I couldn’t understand why my father kept repeating the last part of the poem.   Later, I experienced the different lives and understood my parent’s deep feeling.  My parents followed the train when it started moving.   They looked smaller and smaller.   I waved my hand and said “Goodbye!”   Then, I sat on my seat and took a deep breath.   I told myself I was free from now on.

Seven of us lived in one dormitory.   Most of us let home for the first time.   We were so excited to know each other.   We walked to the class and the dining hall together in the daytime.   We went to the park and shopping on the weekend.   In the evening, everybody went to the library.   But I stayed in the dormitory, read books, listened to music and daydreamed.   That time, I felt I lived in my own world.   Nobody asked me to do this or that.   When other roommates came back, we were talking, laughing and playing.   All o us enjoyed this kind of fresh air.

I didn’t remember when the dormitory was silent.   We didn’t know why.   One day, we saw a movie.  I almost forget the movie what it talk about, but the song of the movie touched us.   Everyday, the speaker of the campus was singing:

“Mom, Mom, let me see you again;

Let me call you one more time.

You are always in my dream…”

Most of us listened and sang this song everyday.   I heard some sobs after midnight.   I knew the song made us miss our families.   After I enjoyed freedom, I felt lonely.   I had to wash my clothes and bed sheets by myself (we didn’t have a washing machine in the school).   I couldn’t eat what I liked for lunch or dinner…   I missed my carefree home life.
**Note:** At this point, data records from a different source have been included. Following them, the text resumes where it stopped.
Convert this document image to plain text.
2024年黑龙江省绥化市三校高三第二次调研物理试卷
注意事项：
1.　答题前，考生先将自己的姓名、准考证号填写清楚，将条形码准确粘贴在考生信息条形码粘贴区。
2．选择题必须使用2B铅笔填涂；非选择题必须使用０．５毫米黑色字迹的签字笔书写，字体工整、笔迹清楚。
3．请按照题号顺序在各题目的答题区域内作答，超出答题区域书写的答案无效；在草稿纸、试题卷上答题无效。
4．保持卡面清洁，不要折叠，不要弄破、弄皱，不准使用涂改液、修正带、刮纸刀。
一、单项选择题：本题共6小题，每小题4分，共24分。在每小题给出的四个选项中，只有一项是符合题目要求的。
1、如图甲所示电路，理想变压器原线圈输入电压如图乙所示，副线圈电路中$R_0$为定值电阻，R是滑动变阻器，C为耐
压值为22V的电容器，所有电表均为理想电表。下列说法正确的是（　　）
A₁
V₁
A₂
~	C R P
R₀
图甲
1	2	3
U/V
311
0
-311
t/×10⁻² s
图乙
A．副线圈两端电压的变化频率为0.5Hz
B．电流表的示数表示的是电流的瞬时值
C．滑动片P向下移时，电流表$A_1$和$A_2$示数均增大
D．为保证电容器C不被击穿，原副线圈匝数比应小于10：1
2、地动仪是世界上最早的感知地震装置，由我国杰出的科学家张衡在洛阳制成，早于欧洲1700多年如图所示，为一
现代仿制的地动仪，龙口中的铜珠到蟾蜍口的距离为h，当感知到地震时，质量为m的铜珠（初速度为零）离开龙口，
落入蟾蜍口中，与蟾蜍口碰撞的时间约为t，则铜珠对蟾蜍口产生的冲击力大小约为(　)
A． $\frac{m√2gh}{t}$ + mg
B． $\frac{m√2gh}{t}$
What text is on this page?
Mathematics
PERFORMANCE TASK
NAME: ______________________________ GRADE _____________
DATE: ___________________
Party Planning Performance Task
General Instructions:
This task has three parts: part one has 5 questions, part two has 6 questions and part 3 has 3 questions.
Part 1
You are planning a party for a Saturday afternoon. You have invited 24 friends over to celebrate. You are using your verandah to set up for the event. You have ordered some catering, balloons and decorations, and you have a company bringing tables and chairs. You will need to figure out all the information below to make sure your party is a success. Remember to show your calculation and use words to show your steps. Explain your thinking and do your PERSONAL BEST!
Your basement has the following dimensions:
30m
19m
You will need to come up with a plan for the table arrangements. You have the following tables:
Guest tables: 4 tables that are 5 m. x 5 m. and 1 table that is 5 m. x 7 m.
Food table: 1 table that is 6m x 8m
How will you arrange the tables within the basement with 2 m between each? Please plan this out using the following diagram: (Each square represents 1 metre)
As time goes by, I’m further away than the first time.   I am used to leaving home.  However, I still recollect when I left home the first time.   That experience let me grow up.   I never regret leaving home in order to fulfill myself.   Now, I think I should open my mind.   Life is adventure.   Before, I thought I could breathe fresh air after I left home.   After a while, I know everything is not what I thought.  The outside world is not only interesting, but also it is restricting.